- The paper presents a virtual camera system that reduces pose estimation dimensions from 6 to 4.
- It employs progressive training with 2D masks and sparse matches to incrementally refine object shape and pose.
- Results on the HO3D dataset show superior reconstruction quality and pose accuracy compared to traditional methods.
Free-Moving Object Reconstruction and Pose Estimation with Virtual Camera
The paper "Free-Moving Object Reconstruction and Pose Estimation with Virtual Camera" addresses the challenge of reconstructing free-moving objects from monocular RGB videos without relying on pose or object category priors. This approach significantly reduces optimization complexity through the use of a virtual camera system to simplify pose estimation.
Problem Statement
Most existing methods for object reconstruction assume specific conditions like static scenes or use hand-provided priors. In contrast, this paper tackles the free-moving object scenario, where objects can be manipulated freely in front of a moving camera. Traditional methods either rely on segment-wise optimization or assume specific priors that limit real-world applicability.
Figure 1: Paradigms of pose-free object reconstruction showcasing traditional segment-based optimization versus our global optimization approach.
Proposed Method
Virtual Camera System
The introduction of a virtual camera system is a key innovation in this paper. The virtual camera always points towards the object center, significantly reducing the search space for pose estimation from six degrees of freedom to four—rotation and distance. This simplification allows for more efficient optimization.

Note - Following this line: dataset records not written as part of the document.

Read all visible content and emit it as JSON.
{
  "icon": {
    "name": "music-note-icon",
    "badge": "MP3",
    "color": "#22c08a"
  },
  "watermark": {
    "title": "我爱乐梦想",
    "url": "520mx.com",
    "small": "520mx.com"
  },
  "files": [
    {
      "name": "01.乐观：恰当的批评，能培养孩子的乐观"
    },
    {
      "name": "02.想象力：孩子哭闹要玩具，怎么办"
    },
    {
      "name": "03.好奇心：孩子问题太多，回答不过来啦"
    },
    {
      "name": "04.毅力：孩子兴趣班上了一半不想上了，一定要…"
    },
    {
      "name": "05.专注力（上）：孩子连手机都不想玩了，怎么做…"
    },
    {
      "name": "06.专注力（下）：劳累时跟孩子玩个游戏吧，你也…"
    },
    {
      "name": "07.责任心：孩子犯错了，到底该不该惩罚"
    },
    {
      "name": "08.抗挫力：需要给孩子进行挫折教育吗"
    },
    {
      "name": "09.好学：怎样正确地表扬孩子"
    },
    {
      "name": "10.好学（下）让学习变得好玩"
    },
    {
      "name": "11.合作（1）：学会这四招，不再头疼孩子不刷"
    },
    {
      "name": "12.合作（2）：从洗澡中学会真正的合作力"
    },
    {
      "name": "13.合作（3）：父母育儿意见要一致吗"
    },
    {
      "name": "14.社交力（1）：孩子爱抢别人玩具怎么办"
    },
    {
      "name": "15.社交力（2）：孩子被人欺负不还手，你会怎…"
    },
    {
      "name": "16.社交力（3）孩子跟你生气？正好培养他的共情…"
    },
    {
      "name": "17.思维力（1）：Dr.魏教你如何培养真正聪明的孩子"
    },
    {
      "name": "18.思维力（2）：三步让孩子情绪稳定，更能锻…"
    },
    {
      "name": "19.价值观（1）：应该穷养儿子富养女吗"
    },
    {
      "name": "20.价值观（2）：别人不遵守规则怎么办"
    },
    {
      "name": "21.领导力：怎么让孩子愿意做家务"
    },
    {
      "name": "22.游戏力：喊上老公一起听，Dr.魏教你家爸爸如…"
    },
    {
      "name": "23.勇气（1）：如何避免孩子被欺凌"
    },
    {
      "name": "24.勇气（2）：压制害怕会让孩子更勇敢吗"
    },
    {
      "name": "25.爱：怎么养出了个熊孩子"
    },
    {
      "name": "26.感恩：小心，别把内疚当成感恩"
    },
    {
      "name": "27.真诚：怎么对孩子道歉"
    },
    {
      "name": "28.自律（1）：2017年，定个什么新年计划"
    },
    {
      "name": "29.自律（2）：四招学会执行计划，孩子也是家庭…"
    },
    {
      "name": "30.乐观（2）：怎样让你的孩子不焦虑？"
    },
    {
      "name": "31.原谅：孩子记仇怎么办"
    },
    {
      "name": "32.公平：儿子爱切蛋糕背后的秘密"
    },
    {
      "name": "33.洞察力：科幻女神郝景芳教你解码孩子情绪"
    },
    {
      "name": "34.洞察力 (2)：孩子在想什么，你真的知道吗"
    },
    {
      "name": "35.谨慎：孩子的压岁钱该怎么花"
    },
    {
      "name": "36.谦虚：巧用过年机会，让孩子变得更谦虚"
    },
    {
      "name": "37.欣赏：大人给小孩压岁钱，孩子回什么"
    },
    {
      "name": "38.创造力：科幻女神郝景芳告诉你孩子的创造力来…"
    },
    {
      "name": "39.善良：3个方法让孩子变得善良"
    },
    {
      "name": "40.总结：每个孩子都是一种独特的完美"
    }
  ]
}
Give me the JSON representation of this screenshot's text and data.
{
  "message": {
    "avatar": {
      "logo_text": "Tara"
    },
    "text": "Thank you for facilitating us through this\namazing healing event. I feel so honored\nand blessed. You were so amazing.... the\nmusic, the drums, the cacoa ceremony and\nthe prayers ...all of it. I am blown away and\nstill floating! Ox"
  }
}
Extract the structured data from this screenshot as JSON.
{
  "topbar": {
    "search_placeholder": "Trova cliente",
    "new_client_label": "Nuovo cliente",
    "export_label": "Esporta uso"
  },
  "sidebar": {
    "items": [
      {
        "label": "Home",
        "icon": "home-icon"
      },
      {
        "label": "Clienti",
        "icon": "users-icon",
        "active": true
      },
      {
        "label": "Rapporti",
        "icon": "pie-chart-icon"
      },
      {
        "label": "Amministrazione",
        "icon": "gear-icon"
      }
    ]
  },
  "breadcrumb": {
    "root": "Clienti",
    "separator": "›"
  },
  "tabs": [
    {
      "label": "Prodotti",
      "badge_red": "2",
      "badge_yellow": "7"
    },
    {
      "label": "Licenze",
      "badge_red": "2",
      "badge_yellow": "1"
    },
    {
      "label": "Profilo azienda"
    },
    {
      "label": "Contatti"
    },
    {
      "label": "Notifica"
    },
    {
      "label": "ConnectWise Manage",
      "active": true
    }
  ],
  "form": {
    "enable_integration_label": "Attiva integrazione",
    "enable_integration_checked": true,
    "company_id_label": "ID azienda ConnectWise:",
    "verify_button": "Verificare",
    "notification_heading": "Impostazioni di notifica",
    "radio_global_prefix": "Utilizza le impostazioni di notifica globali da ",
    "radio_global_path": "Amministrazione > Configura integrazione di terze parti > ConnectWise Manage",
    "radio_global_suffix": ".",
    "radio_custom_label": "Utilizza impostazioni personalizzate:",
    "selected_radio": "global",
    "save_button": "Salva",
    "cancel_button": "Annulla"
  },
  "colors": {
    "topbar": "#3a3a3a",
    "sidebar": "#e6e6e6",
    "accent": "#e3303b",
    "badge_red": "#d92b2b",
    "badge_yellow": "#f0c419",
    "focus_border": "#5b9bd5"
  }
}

Figure 2: Effect of the virtual camera demonstrating simplified trajectories and reduced optimization complexity.
Progressive Training and Global Refinement
The paper proposes a progressive training strategy that sequentially optimizes pose trajectories and object shape. This process utilizes 2D object masks and sparse 2D matches to leverage temporal consistency effectively.

Figure 3: Progressive training shows improvements with incremental image addition and refinement.
After progressive optimization, a global refinement phase converts virtual camera poses back to real camera coordinates using a PnP solver, ensuring physically-compliant and accurate final results.
Results on HO3D Dataset
Evaluations on the HO3D dataset demonstrate the method's superiority over existing techniques without the need for segmented data or hand priors. Our approach yields significantly better positing and reconstruction results compared to prior methods like COLMAP and recent RGB-based methods.























Figure 4: Reconstruction results showing superior mesh quality compared to existing methods.
Generalization to Egocentric Views
To explore generalization, sequences recorded with head-mounted cameras were tested, emphasizing dynamic manipulation environments. Despite the lack of category-specific training, the system managed to produce robust reconstruction results.
Limitations and Conclusion
While the approach is effective in most scenarios, limitations arise in cases with prolonged occlusions or extremely texture-less objects. These issues highlight areas for future enhancement, focusing on robustness for complex real-world applications.
In conclusion, the paper presents a system for joint reconstruction and pose estimation of free-moving objects, taking advantage of a novel virtual camera system to efficiently solve complex optimization problems without relying on category-specific data. Future work aims to expand its applicability across diverse environments and object types.